Haftet die E-Scooter Betreiberin?
E-Roller (“Scooter”) haben der deutschen Justiz in der Vergangenheit bereits des Öfteren Kopfzerbrechen bereitet. Erst im Juni diesen Jahres hat das Oberlandesgericht Frankfurt am Main entschieden, dass die Trunkenheitsfahrt mit einem E-Roller die gleichen Promillegrenzen wie die eines Kraftfahrzeugs haben soll. Damit machte das Gericht deutlich, für wie gefährlich es die neuartigen Gefährte hält. Diese Entscheidung ist nur eine von vielen, die die Problematik der umstrittenen Roller verdeutlichen. In diesem aktuellen Fall des OLG Bremen ergibt sich die Gefahr unmittelbar aus ihrer Existenz.
Der Unfallhergang
Ein blinder Mann stürzte im Juli 2020 in Bremen über zwei geparkte E-Scooter, die quer auf dem Bürgersteig geparkt waren. Er war mit einem Langstock unterwegs, um sich im Straßenverkehr zu orientieren. Vor dem Sturz gab der blinde Kläger an, entlang einer “inneren Leitlinie” in gemäßigtem Tempo gegangen zu sein. Diese spezielle Leitlinie dient als Orientierungshilfe für Menschen mit Sehbehinderung. Mithilfe seines Langstocks habe er den ersten E-Scooter identifizieren können. Als er versucht habe, über diesen Roller zu steigen, sei er versehentlich auf den zweiten Scooter, der parallel dahinter gestanden habe, getreten. Dadurch sei er über das Trittbrett des zweiten Rollers gestürzt. Bei dem Sturz erlitt er einen Oberschenkelhalsbruch, der operativ behandelt werden musste.

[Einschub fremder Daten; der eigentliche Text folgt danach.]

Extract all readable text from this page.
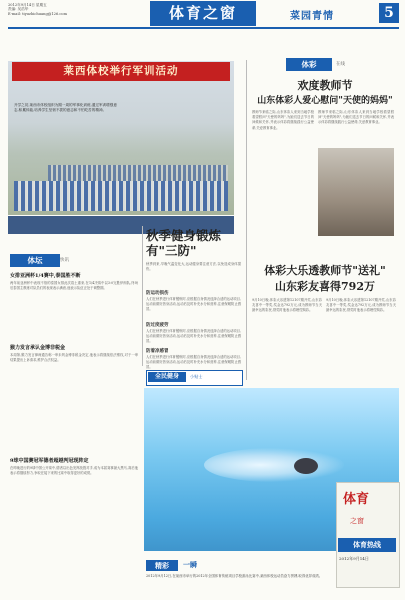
2012年9月14日 星期五
责编: 吴浩华
E-mail: tiyuzhichuang@126.com	体育之窗	菜园青情	5
莱西体校举行军训活动
开学之初,莱西市体校组织为期一周的军事化训练,通过军训增强意志,积累体能,培养学生坚韧不拔的意志和不怕吃苦的精神。
体坛	快讯
女排亚洲杯1/4赛中,泰国胜不断
两年前亚洲杯中表现不俗的泰国女排此次卷土重来,在1/4决赛中以3:0完胜伊朗队,终场后泰国主教练对队员们的表现表示满意,他表示队伍正处于调整期。
猴力发言承认金博非税金
本周第,猴力发言律师通告称一审未判金博非税金决定,他表示将继续依法维权,对于一审结果提出上诉请求,维护合法权益。
9球中国赛冠军德者超越判冠现阵定
在昨晚进行的9球中国公开赛中,德者以出色发挥战胜对手,成为本届赛事最大黑马,赛后他表示将继续努力,争取在接下来的比赛中取得更好的成绩。
秋季健身锻炼有"三防"
秋季到来,早晚气温变化大,运动健身要注意方法,以免造成身体损伤。
防运动损伤
人们在秋季进行体育锻炼时,应根据自身情况选择合适的运动项目,运动前做好热身活动,运动后及时补充水分和营养,注意保暖防止感冒。
防过度疲劳
人们在秋季进行体育锻炼时,应根据自身情况选择合适的运动项目,运动前做好热身活动,运动后及时补充水分和营养,注意保暖防止感冒。
防着凉感冒
人们在秋季进行体育锻炼时,应根据自身情况选择合适的运动项目,运动前做好热身活动,运动后及时补充水分和营养,注意保暖防止感冒。
体彩	在线
欢度教师节
山东体彩人爱心慰问"天使的妈妈"
教师节来临之际,山东体彩人来到当地学校看望慰问"天使的妈妈",为她们送去节日的问候和关怀,并表示体彩将继续践行公益使命,关爱教育事业。
教师节来临之际,山东体彩人来到当地学校看望慰问"天使的妈妈",为她们送去节日的问候和关怀,并表示体彩将继续践行公益使命,关爱教育事业。
体彩大乐透教师节"送礼"
山东彩友喜得792万
9月10日晚,体彩大乐透第12107期开奖,山东彩友喜中一等奖,奖金达792万元,成为教师节当天最幸运的彩民,领奖时他表示将理性购彩。
9月10日晚,体彩大乐透第12107期开奖,山东彩友喜中一等奖,奖金达792万元,成为教师节当天最幸运的彩民,领奖时他表示将理性购彩。
全民健身	小贴士
体育
之窗
体育热线
2012年9月14日
精彩	一瞬
2012年9月12日,在莱西市举行的2012年全国体育传统项目学校游泳比赛中,莱西体校运动员奋力拼搏,取得优异成绩。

Halterin der elektrischen Roller war eine E-Scooter Anbieterin, die die Roller gewerblich im sogenannten Free-Floating-Modell vermietete. Das bedeutet, dass die E-Scooter keinen festen Standort haben und je nach Fahrtstrecke und Abstellort der Nutzer:innen beliebig die Position verändern. Der Kläger verlangte nun von der E-Scooter Anbieterin ein Schmerzensgeld in Höhe von 20.000 Euro.
LG und OLG sind sich einig
Das Landgericht Bremen hatte die Klage abgewiesen. Gegen dieses erstinstanzliche Urteil wandte sich der Kläger nun mit einer Berufung vor dem OLG Bremen.
Mangels Pflichtverletzung verneinte auch das OLG eine Haftung der Vermieterin. Zwar seien E-Scooter Anbieter “grundsätzlich verpflichtet, die notwendigen und zumutbaren Vorkehrungen zu treffen, um eine Schädigung anderer möglichst zu verhindern”, allerdings sei eine Verkehrssicherung, die jede Schädigung ausschließt “im praktischen Leben nicht erreichbar”, so das OLG.
Eine Verletzung der Verkehrssicherungspflicht würde sich auch nicht daraus ergeben, wie die E-Roller auf dem Gehweg abgestellt gewesen seien. Dies habe weder gegen allgemeine zivilrechtliche Rücksichtnahmepflichten der Vermieterin gegenüber schutzbedürftigen Menschen noch gegen konkrete Vorgaben verstoßen. Sie habe sich daher im Rahmen der behördlichen Vorgaben ihrer erteilten Sondernutzungserlaubnis für E-Scooter Anbieter bewegt. Die Vorgaben enthielten insbesondere keine Anweisung, in welche Richtung die Roller aufgestellt werden müssen. Nach Ansicht der Frankfurter Richter sei das Aufstellen in Querrichtung nicht weniger anfällig für Kollisionen als das Aufstellen in Längsrichtung. Dies berge nämlich andere Risiken wie beispielsweise das Stolpern über die seitlichen Ständer. Im Übrigen müsse auf öffentlichen Bürgersteigen mit vergleichbaren Hindernissen wie Fahrrädern, Baugerüsten oder Reklameschildern gerechnet werden.
Fazit
E-Roller sind aus dem Stadtbild nicht mehr wegzudenken und ebenso wenig aus juristischen Klausuren. Der Fall bietet sich in einer Deliktsrechtklausur geradezu an, um die Kenntnisse zur Haftung aufgrund von Verkehrssicherungspflichten abzuprüfen. Auch eine Verknüpfung mit weiteren Haftungsfragen rund um eine Fahrt mit dem E-Scooter ist hier durchaus denkbar und macht den Fall dann auch für Klausuren im Examen interessant.